①37年 ステファノの殉教 エルサレムを追われ、サマリアへ逃げる
②44年 ペトロの捕縛 ヤコブの殉教
③62年 兄弟ヤコブの殉教

② パレスチナへの宣教
  最初の15年で教会は急速に拡大していく
  ガリラヤ・サマリア・トランス・ヨルダン フィリポカイザリア・ヤッファ・ガザ

③パウロとバルナバによる宣教
  38年 パウロの改心
  45年 小アジアへ宣教開始 当初はユダヤ人のみ やがて異邦人にも宣教する

④諸問題
  パウロの教会観とユダヤ人の教会観の違いが多くの問題を生み出す。問題解決のために会議が開かれる。

2 使徒会議 (49年)

 ユダヤ教の枠内での教会観は異邦人の教会観にあわない。使徒会議が開かれる。パウロとペテロ(のちに兄弟ヤコブ)の対決と言ったらいいすぎか。論争は一応の決着をみる。異邦人の教会が承認され、割礼とか食物規定などの律法遵守を求めないこととされた(使徒言行録15章、ガラテア2:1〜10)(3)。

3 決着

 第一次ユダヤ戦争(66〜70年)の結果、エルサレムは陥落し、破壊される。神殿祭儀は終焉する。エルサレム教会も消滅する。
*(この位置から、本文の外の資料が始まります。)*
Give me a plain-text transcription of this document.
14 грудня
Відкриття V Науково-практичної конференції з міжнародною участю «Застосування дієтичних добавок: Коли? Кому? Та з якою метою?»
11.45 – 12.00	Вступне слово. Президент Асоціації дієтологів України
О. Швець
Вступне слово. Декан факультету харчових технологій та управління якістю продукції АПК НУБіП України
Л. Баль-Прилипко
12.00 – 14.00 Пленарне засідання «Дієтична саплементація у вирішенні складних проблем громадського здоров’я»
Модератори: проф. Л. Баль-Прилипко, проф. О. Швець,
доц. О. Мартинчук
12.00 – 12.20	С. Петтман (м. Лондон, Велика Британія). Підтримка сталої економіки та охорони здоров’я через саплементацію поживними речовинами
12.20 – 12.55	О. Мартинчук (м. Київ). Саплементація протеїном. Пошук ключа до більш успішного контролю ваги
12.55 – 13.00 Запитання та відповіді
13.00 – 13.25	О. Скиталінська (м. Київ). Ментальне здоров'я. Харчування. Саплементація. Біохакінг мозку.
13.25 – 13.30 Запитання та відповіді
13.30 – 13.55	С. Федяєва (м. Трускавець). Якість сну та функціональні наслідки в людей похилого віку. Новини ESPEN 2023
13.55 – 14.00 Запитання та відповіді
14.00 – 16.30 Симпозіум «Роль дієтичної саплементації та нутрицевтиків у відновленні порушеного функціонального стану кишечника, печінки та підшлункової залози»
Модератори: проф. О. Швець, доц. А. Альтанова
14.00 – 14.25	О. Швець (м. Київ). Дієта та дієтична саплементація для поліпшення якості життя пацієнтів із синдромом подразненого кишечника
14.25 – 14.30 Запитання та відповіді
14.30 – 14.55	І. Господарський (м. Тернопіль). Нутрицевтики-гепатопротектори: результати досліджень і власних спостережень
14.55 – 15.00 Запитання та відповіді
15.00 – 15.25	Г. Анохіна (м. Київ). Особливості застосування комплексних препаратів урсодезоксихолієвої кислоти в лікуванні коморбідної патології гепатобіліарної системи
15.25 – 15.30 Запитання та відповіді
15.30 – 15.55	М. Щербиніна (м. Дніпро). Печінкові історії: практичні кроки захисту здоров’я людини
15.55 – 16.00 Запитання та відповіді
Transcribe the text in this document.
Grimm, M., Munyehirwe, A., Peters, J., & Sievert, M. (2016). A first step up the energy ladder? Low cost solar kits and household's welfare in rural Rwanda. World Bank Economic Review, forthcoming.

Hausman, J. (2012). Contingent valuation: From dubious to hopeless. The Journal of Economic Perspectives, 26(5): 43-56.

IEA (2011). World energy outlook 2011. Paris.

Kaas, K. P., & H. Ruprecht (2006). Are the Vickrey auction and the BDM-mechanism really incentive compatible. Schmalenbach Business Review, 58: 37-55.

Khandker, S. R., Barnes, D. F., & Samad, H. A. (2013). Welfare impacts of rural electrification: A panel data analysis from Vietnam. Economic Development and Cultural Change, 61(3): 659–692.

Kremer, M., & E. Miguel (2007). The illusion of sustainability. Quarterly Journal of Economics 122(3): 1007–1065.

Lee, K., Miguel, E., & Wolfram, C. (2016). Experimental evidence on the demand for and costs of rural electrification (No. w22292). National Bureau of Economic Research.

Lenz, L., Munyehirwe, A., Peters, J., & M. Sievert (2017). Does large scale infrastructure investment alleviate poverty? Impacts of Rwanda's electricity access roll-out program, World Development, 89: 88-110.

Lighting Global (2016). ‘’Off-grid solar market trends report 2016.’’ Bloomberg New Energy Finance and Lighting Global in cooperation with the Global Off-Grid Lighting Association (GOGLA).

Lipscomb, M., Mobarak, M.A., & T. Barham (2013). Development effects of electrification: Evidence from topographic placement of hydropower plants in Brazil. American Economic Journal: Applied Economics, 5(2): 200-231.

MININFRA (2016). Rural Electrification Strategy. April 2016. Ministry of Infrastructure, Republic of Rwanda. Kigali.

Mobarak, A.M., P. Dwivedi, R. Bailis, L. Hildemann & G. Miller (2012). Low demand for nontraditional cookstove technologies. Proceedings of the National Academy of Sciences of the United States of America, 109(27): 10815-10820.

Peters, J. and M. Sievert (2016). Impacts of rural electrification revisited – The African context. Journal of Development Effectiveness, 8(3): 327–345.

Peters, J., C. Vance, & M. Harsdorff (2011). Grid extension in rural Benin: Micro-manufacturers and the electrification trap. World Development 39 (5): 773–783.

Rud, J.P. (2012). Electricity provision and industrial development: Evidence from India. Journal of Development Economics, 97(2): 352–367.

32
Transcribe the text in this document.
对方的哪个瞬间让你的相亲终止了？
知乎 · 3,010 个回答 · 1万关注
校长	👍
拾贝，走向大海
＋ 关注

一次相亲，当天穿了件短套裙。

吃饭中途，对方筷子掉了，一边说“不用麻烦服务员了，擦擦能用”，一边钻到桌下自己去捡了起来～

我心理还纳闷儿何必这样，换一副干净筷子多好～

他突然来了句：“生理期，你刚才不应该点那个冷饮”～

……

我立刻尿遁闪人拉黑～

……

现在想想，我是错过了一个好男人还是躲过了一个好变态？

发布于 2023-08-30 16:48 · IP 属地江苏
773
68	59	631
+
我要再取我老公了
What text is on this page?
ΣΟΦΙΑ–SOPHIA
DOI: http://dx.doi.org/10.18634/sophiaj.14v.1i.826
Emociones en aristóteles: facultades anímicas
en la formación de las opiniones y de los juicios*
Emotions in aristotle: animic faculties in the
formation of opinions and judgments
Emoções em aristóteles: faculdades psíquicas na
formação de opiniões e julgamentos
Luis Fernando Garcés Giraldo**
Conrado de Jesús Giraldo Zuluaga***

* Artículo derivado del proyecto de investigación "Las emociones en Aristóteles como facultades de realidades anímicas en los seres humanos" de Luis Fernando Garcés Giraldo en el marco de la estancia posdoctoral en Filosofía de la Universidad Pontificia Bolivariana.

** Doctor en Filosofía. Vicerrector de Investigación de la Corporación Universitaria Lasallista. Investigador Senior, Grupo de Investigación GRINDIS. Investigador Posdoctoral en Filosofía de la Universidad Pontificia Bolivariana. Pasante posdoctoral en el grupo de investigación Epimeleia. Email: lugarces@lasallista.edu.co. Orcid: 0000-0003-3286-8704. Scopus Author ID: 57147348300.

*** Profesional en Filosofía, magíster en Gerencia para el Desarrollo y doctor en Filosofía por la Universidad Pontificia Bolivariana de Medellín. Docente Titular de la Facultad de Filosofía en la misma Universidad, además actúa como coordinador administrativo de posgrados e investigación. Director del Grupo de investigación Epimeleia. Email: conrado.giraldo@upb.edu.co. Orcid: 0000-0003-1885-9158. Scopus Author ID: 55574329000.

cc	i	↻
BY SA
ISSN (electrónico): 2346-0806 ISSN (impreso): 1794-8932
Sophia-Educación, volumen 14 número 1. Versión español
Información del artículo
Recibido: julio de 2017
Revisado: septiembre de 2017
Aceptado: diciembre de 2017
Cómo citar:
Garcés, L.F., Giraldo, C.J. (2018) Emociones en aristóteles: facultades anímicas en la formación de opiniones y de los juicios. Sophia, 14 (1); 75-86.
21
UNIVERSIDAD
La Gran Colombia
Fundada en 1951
ここにユダヤ教とキリスト教は完全に袂を分かつことになった。

 

 

Ⅲ 離脱の神学的反省

 こういう歴史的経緯は神学的には次のような反省材料になっているという。

①エルサレム教会:ユダヤ人による神の民。ユダヤ人選民の完成を目指す
②パウロ:パウロは、ユダヤ人選民説を修正しつつも、ユダヤ人の救いの図式は捨てていない
③マタイとルカ:二人ともエルサレムの消滅が決着をつけたと考えた
マタイ:ユダヤ人を対象とする福音書ゆえ、ユダヤ教がキリスト教に止揚され、新しい律法となると説明した
ルカ:異邦人対象の書は3つの時代を想定していたという(H・コンツエルマンの説)
律法と預言者の時代ー>イエス・キリストの時代ー>聖霊/教会の時代(主の昇天から再臨まで)

④後期新約聖書:書簡は、「神の民」の称号を教会に与えている。イスラエルはもはや問題にしていない。

 第6章以下の「教会の自己理解」は次回に回したい。



1 長老制にはいろいろな特徴があるだろうが、基本的な特徴は合議制が段階的であることだ。改革派の組織原理だで、監督制とは対象的な組織原理だ。宗教改革後に西欧で発展した議会制民主主義と親和的だったという説明を取る人が多い。
2 30年4月7日という説が多いが、もちろん確定しているわけではない。
3 この使徒会議を第一回公会議とみなす議論も多いが、全地教会会議(First seven ecumenical councils)という意味では第一ニカイア公会議(325年)が第一回公会議である。